How to Make a Fire Change Colors

Changing the colors of a fire, or causing the fire to suddenly send out sparks of gold or silver is an old trick. This trick has been used to scare people, emphasis a point, or just for fun. The secret is, that fire can easily change colors, depending on the material you add to it. We see this every year when we go to fireworks shows. This is  best performed outside the house with a bonfire, and obviously, this should not be attempted with an inside gas fireplace.

Many of the ingredients that you can use to create various colors are actually substances that you have around the house or that are easy to find at the grocery store. Others, however, are a little more difficult to get, and may require actually ordering them from a fireworks retailer.

If you want an instant effect in your fire, such as sparks, sugar, flour, and plain old coffee creamer will work. Sugar produces sparks, when tossed into the fire, as does the coffee creamer. A little flour thrown onto the fire makes a flash.

Iron filings, powdered aluminum shavings, and magnesium shavings also produce a flash or sparks. The iron makes gold sparks, and the aluminum and magnesium make silver sparks.

Borax, as in the clothes washer additive, makes a green flame. Epsom salts, which is magnesium sulfate, and almost everyone has around the house, will produce a white flame, and ordinary table salt, or sodium chloride will make turn the fire orange. Water softener salt, potassium chloride, will make it purple. And, for a green flame you can use alum, which was once an important kitchen ingredient when everyone make their own pickles.

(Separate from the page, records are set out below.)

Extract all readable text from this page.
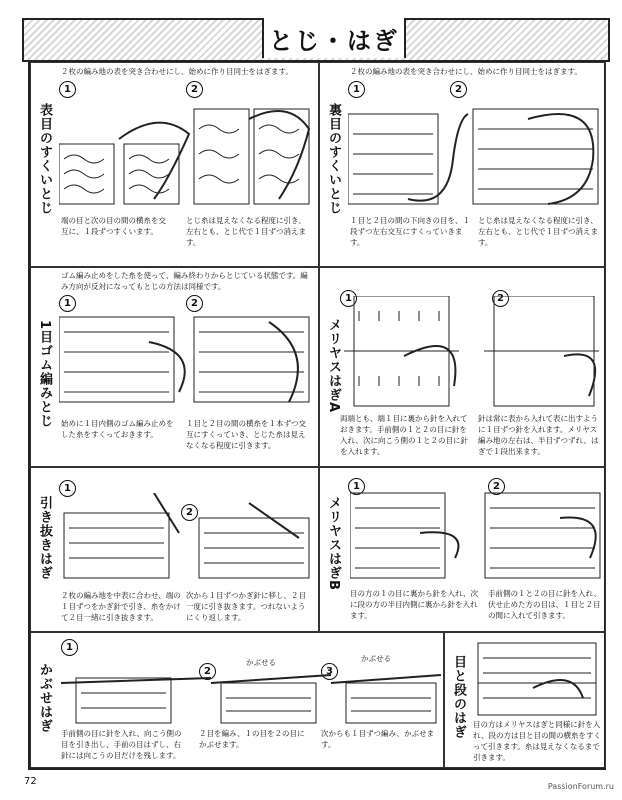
とじ・はぎ
表目のすくいとじ
２枚の編み地の表を突き合わせにし、始めに作り目同士をはぎます。
1	2
端の目と次の目の間の横糸を交互に、１段ずつすくいます。
とじ糸は見えなくなる程度に引き、左右とも、とじ代で１目ずつ消えます。
裏目のすくいとじ
２枚の編み地の表を突き合わせにし、始めに作り目同士をはぎます。
1	2
１目と２目の間の下向きの目を、１段ずつ左右交互にすくっていきます。
とじ糸は見えなくなる程度に引き、左右とも、とじ代で１目ずつ消えます。
1目ゴム編みとじ
ゴム編み止めをした糸を使って、編み終わりからとじている状態です。編み方向が反対になってもとじの方法は同様です。
1	2
始めに１目内側のゴム編み止めをした糸をすくっておきます。
１目と２目の間の横糸を１本ずつ交互にすくっていき、とじた糸は見えなくなる程度に引きます。
メリヤスはぎA
1	2
両端とも、端１目に裏から針を入れておきます。手前側の１と２の目に針を入れ、次に向こう側の１と２の目に針を入れます。
針は常に表から入れて表に出すように１目ずつ針を入れます。メリヤス編み地の左右は、半目ずつずれ、はぎで１段出来ます。
引き抜きはぎ
1
2
２枚の編み地を中表に合わせ、端の１目ずつをかぎ針で引き、糸をかけて２目一緒に引き抜きます。
次から１目ずつかぎ針に移し、２目一度に引き抜きます。つれないようにくり返します。
メリヤスはぎB
1	2
目の方の１の目に裏から針を入れ、次に段の方の半目内側に裏から針を入れます。
手前側の１と２の目に針を入れ、伏せ止めた方の目は、１目と２目の間に入れて引きます。
かぶせはぎ
1
2	3
かぶせる	かぶせる
手前側の目に針を入れ、向こう側の目を引き出し、手前の目はずし、右針には向こうの目だけを残します。
２目を編み、１の目を２の目にかぶせます。
次からも１目ずつ編み、かぶせます。
目と段のはぎ 目の方はメリヤスはぎと同様に針を入れ、段の方は目と目の間の横糸をすくって引きます。糸は見えなくなるまで引きます。
72	PassionForum.ru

While you can simply throw these ingredients into your campfire, the colored flames will last longer if you incorporate them into some other burnable substances, such as wood, wax, or pine cones. These chemicals should never be mixed, but individually you can add them to a little melted wax and produce color pellets that can be thrown into the fire. You can use some of this wax to coat pine cones. As you throw each one into the fire, you will have the surprise of finding out what color they produce. You can actually soak wood with chemical laced water, for use later.

Obviously, this is a job for the adults in the family, but the kids will love it, and it makes an ordinary campfire, extraordinary.